Get my va home loan back or not

6 Replies

Hello all ! My name is Logan Wray and I have some what of a  dilemma. I am brand new to real estate investing but I think I am ready to tackle my first deal. I have questions on how should finance it. My current home was purchased using the no money down va home loan. I'm wanting to make another purchase in the near future preferably a multi family unit, but I don't know if I should just save up for the 20% down payment on a new property or refinance my current home with a traditional 30yr note and then once again use my va home loan for the new property? Feed back would be greatly appreciated.

Ps. I would like to rent out my current single family home and "house hack" the newly acquired property.

Logan 

Hey Logan,

I am in a similar situation as you are; I just got my real estate license, but have been renting out my previous home which was financed via a VA home loan. I have had tenants in that house for a year (I bought another property via VA) and was also wondering whether I would want to refi or keep it as it is. To me, the bottom line became the interest rate; I have a good interest rate on my home as it is (a foreclosure purchased in 2009); it didn't make a ton of sense to me to refi to a full point and a half more (at this point, it is an investment property, not my primary residence) so I decided that I would leave it as it is and use traditional lending or private lending for future buy and hold properties. You can probably do the math over the life of an amortized loan to see which option makes more sense for you. Hope that helps; this is my first post :)

How much EQUITY have you gained since purchasing your primary (either through smart bargain buying in the first place, or subsequent appreciation)?

If there is no equity (yet), and you're champing at the bit to get into a multi (say, 4-plex), maybe you could apply for an FHA-approved low 3.5% deposit Loan?

But please, try to get as much INSTANT equity as possible from the outset. Then after another year, you can ask the same question again - no large deposit needed! Thank you for your service...

@Logan Wray how much is tied up in your first VA loan? You can have simultaneous VA loans if you still have remaining eligibility. If you have some eligibility remaining but not enough to finance the whole new property then you have to pay 25% of the excess in the form of a down payment. Using round numbers below for an example:

VA loan amount eligibility: $400k (this is how much the VA will guarantee for you)

1st house: $180k
2nd house: up to $220k with 0% down. This will use up the remainder of your $400k guarantee.

Let's say the second house (duplex in this case) costs $320k. You can still hold your own VA loan and do a VA loan on the new property.
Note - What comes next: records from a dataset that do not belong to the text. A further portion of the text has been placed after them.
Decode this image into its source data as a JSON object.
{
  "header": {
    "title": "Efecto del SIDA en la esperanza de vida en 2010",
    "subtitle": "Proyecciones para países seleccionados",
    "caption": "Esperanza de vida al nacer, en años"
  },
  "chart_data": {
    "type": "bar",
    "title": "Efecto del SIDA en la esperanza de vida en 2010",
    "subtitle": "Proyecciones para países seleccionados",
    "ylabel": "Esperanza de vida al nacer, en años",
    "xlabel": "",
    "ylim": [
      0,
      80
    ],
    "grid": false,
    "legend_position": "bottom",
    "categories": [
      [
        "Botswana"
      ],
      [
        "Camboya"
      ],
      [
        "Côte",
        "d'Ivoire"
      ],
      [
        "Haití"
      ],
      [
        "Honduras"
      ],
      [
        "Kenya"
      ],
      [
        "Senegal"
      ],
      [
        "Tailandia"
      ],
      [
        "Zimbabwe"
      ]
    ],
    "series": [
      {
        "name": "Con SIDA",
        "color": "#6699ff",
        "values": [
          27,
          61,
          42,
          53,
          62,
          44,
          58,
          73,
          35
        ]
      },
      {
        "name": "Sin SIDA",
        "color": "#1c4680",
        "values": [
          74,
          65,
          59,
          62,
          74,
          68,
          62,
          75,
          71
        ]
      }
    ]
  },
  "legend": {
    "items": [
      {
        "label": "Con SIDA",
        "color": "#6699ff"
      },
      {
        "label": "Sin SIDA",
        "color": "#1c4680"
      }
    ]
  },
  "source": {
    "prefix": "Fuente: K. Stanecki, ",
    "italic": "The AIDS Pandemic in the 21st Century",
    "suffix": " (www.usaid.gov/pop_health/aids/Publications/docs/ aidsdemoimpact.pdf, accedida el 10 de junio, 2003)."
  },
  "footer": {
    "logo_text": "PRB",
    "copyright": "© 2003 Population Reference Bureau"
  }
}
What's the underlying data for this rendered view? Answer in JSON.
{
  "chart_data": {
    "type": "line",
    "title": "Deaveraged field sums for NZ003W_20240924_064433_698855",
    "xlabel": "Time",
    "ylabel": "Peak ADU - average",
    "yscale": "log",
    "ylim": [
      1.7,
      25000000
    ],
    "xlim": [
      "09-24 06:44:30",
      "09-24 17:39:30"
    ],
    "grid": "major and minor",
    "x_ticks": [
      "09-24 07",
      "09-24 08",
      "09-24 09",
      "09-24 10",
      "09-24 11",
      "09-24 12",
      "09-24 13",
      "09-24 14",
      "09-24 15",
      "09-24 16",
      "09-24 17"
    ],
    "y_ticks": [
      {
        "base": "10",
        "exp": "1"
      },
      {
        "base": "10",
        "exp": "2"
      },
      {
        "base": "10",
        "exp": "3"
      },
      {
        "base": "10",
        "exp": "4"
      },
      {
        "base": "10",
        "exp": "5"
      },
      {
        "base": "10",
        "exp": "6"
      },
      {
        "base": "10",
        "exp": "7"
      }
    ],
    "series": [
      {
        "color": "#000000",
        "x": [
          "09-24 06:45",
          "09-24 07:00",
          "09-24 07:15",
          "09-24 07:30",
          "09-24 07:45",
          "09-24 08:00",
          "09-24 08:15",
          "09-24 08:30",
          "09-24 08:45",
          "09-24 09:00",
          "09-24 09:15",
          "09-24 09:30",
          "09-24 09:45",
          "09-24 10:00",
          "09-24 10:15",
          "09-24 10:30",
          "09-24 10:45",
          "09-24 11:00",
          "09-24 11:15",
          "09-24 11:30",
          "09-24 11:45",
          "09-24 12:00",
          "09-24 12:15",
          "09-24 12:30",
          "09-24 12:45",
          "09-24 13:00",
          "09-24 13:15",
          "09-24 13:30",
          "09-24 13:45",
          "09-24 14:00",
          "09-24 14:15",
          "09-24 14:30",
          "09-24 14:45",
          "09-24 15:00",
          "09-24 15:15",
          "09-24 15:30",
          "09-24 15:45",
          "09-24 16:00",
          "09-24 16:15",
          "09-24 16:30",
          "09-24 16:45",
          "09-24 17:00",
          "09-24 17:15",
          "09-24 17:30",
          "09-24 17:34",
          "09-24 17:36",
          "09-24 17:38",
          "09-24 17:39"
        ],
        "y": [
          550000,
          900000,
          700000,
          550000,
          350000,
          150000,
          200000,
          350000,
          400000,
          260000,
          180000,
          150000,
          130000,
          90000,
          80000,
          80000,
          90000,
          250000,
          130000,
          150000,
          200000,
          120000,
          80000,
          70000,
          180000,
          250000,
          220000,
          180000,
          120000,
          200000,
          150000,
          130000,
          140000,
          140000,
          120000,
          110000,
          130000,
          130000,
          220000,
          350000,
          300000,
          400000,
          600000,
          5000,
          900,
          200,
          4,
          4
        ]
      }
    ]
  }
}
2nd house: $320k sales price - $220k remaining eligibility = $100k excess. VA will require 25% down on any excess of your eligibility, in this case that is $25k cash. So you are now getting a $320k house with $25k down payment; a little less than 10%.

Check your county VA loan limit. This will let you know what your remaining eligibility is. Feel free to reach out if you have any questions. Long story short you can probably hold both on a VA loan, lock in the low interest rate on both properties, and save yourself the hassle of refinancing.

@Jay Brown , @Brent Coombs, and @Tyler Hodgson ,

Thanks for all the feedback! - Brent: I have around 20k in equity in my current home. I wasn't necessarily trying to pull any cash out of it though. I was under the impression that as long as I was under a "VA home loan" I had to occupy the residence until the house was sold or I paid off the note? This was my main reason to re fi. so I could hold the property and get into a new with zero down. - Jay, and Tyler: So from what you guys said I could take out a second VA loan on another property? What about the occupancy requirements? P.S I borrowed 200k for my first house with a va loan.

Given the very nature of your occupation, you can hardly be expected to promise to live in one home for the duration of its loan. I'm guessing that's also why you're NOT limited to just one VA Loan at a time (unlike FHA). [But, you'd be expected to space them out, like you are]. All the best...

Originally posted by @Brent Coombs :

Given the very nature of your occupation, you can hardly be expected to promise to live in one home for the duration of its loan. I'm guessing that's also why you're NOT limited to just one VA Loan at a time (unlike FHA). [But, you'd be expected to space them out, like you are]. All the best...

 Thank you sir! You as well and thanks for the advice.